Is It Worth Paying Your Property Taxes by Credit Card?Posted July 3, 2014 in Credit Card Tips, Personal Finance
While Calgary may be shunning credit cards, Winnipeg is embracing them – at least partially. Although homeowners won’t be able to pay their property taxes directly to the City of Winnipeg by credit card, they can now use Plastiq, a third party service provider, to pay by credit card. This is similar to the service offered by Canada Revenue Agency to taxpayers, allowing them to pay their balance owing by credit card.
Using Plastiq is easy – simply visit the website, sign up, enter your account information and you’re finished! Using your credit card to pay your property taxes can earn you a lot of reward points, but there’s a catch – the credit cardholder (you) are stuck paying the fees.

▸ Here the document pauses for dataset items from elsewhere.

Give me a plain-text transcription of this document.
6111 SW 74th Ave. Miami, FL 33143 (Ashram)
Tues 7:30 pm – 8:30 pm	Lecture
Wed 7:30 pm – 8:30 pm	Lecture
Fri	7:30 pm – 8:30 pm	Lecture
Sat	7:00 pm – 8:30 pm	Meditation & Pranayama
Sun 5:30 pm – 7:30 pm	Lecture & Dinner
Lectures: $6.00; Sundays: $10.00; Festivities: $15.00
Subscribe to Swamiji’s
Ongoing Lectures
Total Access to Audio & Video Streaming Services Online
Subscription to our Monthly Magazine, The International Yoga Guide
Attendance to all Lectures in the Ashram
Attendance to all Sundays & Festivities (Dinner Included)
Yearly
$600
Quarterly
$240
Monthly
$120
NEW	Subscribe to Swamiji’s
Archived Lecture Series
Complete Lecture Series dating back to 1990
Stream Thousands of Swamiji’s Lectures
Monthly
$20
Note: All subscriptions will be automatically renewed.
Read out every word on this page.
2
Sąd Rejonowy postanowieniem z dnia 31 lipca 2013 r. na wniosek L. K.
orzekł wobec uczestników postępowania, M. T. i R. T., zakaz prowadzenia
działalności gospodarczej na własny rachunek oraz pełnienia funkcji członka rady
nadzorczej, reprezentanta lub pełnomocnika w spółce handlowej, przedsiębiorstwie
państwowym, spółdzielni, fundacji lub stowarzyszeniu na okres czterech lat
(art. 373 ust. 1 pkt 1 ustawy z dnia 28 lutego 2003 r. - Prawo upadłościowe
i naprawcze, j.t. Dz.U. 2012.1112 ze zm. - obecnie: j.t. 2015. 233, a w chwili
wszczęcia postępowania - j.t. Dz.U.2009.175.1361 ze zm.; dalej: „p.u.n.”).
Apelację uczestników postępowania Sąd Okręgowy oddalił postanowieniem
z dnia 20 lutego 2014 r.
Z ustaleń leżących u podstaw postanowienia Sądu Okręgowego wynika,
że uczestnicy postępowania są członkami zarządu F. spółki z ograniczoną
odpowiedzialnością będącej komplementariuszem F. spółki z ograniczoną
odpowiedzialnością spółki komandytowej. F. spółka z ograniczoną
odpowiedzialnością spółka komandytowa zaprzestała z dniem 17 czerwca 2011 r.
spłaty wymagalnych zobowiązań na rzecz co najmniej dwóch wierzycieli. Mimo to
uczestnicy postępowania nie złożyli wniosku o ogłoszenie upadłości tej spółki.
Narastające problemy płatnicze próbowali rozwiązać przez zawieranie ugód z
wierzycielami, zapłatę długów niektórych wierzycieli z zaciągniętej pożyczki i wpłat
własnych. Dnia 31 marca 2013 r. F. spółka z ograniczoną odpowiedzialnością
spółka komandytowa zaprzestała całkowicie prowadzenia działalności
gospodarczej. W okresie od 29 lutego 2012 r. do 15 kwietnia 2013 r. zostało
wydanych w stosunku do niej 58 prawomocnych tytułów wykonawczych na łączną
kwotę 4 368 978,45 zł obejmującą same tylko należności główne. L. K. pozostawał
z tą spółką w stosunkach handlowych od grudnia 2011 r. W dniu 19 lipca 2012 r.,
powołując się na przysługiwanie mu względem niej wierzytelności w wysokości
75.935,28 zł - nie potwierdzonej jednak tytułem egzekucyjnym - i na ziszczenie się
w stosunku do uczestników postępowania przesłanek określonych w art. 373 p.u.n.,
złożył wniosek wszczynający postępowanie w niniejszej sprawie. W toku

Let’s look at the pros and cons of paying your property taxes by credit card.
Advantages of Paying Your Property Taxes by Credit Card
Reward Points: The main reason to pay your property taxes by credit card is the reward points. For many homeowners their annual tax bill can be quite hefty, so what better way than to reap some rewards than with your credit card? For example, if you owed an annual property tax bill of $3,000, you’d earn $30 by using your 1 per cent cashback credit card. You’d earn even more rewards with premium credit cards that often offer 2 per cent or more.
Grace Period: Coming up with the funds for your annual tax bill all at once can be tough, especially when you’re budgeting for a summer getaway. If your cash flow is tight, your credit card can be your saving grace by buying you some time. The majority of credit cards come with a 21-day interest-free grace period at the end of your statement date. If you’re certain you can come up with the funds before your statement comes due, paying your property taxes by credit card makes sense. Just make sure you avoid carrying a balance at all cost!
Disadvantages of Paying Your Property Taxes by Credit Card
Fees: When you make a purchase using Plastiq, it’s slightly different than a standard credit card transaction. With a typical credit card transaction, the merchant pays a fee of between 1.5 and 3 per cent to cover the costs associated with offering credit cards as a method of payment. So-called premium credit cards offer the greatest rewards, but also come with the highest merchant fees.
With Plastiq the merchant fees are reversed – instead of the merchant (the City of Winnipeg) covering the fees, homeowners are left footing the bill. To see if it’s worth using your credit card to pay your property taxes, you’ll have to determine if the reward points outweigh the fees. For example, if you have a tax bill of $3,000, and you must pay 3 per cent in fees, you’ll end up with a final tax bill of $3,090. If you don’t earn at least $90 in rewards to cover the fees, it’s not worth using your credit card.
Interest: Credit cards are a great way to manage your cash flow and earn rewards points, as long as you use them responsibly. Responsible credit card spending means living within your means and paying off your entire credit card balance when it comes due. If you’re short on cash and you have a large property tax bill owing, your credit card is only a short-term fix. Although it’s nice to earn reward points, they will be offset by the hefty interest charges of 19 per cent or higher you’ll incur by carrying a balance.
To manage your cash flow better, instead of paying your annual tax bill all at once, you can sign up for Tax Instalment Payment Plan (TIPP) and arrange to pay your annual tax bill by way of equal monthly payments.
The Bottom Line
It’s nice to see the City of Winnipeg become one of the first cities to offer credit card as a method of payment for property taxes. Before choosing to pay by credit card, it’s important to see if the rewards you’ll earn are better than the fees you’ll pay for using Plastiq. If not, there are plenty of other ways to pay your tax bill, including online banking, ePost, mail and in person.